With all their confusion and chatter these little people were always masters of the situation. They came out right, no matter how savage the river, and the Bulkley at this point was savage. Every drop of water was in motion. It had no eddies, no slack water. Its momentum was terrific. In crossing, the boatmen were obliged to pole their canoes far up beyond the point at which they meant to land; then, at the word, they swung into the rushing current and pulled like fiends for the opposite shore. Their broad paddles dipped so rapidly they resembled paddle-wheels. They kept the craft head-on to the current, and did not attempt to charge the bank directly, but swung-to broadside. In this way they led our horses safely across, and came up smiling each time.

We found Hazleton to be a small village composed mainly of Indians, with a big Hudson Bay post at its centre. It was situated on a lovely green flat, but a few feet above the Skeena, which was a majestic flood at this point. There were some ten or fifteen outfits camped in and about the village, resting and getting ready for the last half of the trail. Some of the would-be miners had come up the river in the little Hudson Bay steamer, which makes two or three trips a year, and were waiting for her next trip in order to go down again.

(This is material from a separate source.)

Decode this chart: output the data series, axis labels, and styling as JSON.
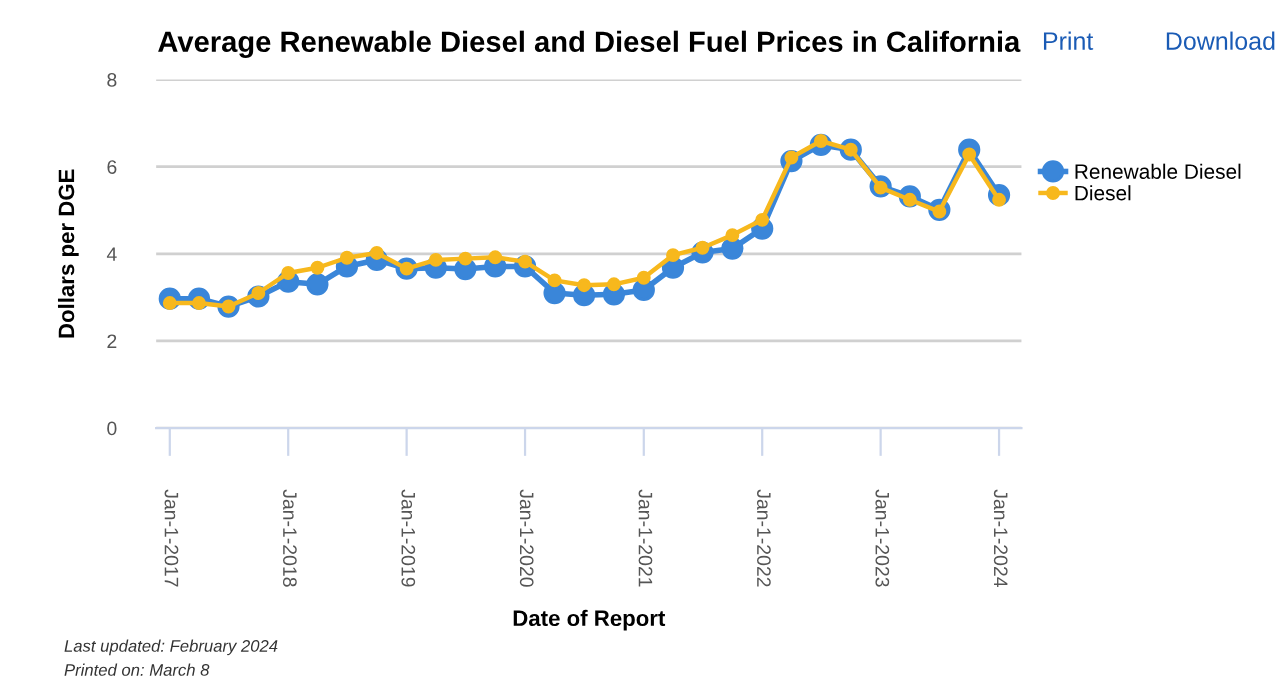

The town was filled with gloomy stories of the trail. No one knew its condition. In fact, it had not been travelled in seventeen years, except by the Indians on foot with their packs of furs. The road party was ahead, but toiling hard and hurrying to open a way for us.

As I now reread all the advance literature of this "prairie route," I perceived how skilfully every detail with regard to the last half of the trail had been slurred over. We had been led into a sort of sack, and the string was tied behind us.

The Hudson Bay agent said to me with perfect frankness, "There's no one in this village, except one or two Indians, who's ever been over the trail, or who can give you any information concerning it." He furthermore said, "A large number of these fellows who are starting in on this trip with their poor little cayuses will never reach the Stikeen River, and might better stop right here."

Feed was scarce here as everywhere, and we were forced to camp on the trail, some two miles above the town. In going to and from our tent we passed the Indian burial ground, which was very curious and interesting to me. It was a veritable little city of the dead, with streets of tiny, gayly painted little houses in which the silent and motionless ones had been laid in their last sleep. Each tomb was a shelter, a roof, and a tomb, and upon each the builder had lavished his highest skill in ornament. They were all vivid with paint and carving and lattice work. Each builder seemed trying to outdo his neighbor in making a cheerful habitation for his dead.

More curious still, in each house were the things which the dead had particularly loved. In one, a trunk contained all of a girl's much-prized clothing. A complete set of dishes was visible in another, while in a third I saw a wash-stand, bowl, pitcher, and mirror. There was something deeply touching to me in all this. They are so poor, their lives are so bare of comforts, that the consecration of these articles to the dead seemed a greater sacrifice than we, who count ourselves civilized, would make. Each chair, or table, or coat, or pair of shoes, costs many skins. The set of furniture meant many hard journeys in the cold, long days of trailing, trapping, and packing. The clothing had a high money value, yet it remained undisturbed. I saw one day a woman and two young girls halt to look timidly in at the window of a newly erected tomb, but only for a moment; and then, in a panic of fear and awe, they hurried away.

The days which followed were cold and gloomy, quite in keeping with the grim tales of the trail. Bodies of horses and mules, drowned in the attempt to cross the Skeena, were reported passing the wharf at the post. The wife of a retired Indian agent, who claimed to have been over the route many years ago, was interviewed by my partner. After saying that it was a terrible trail, she sententiously ended with these words, "Gentlemen, you may consider yourselves explorers."

I halted a very intelligent Indian who came riding by our camp. "How far to Teslin Lake?" I asked.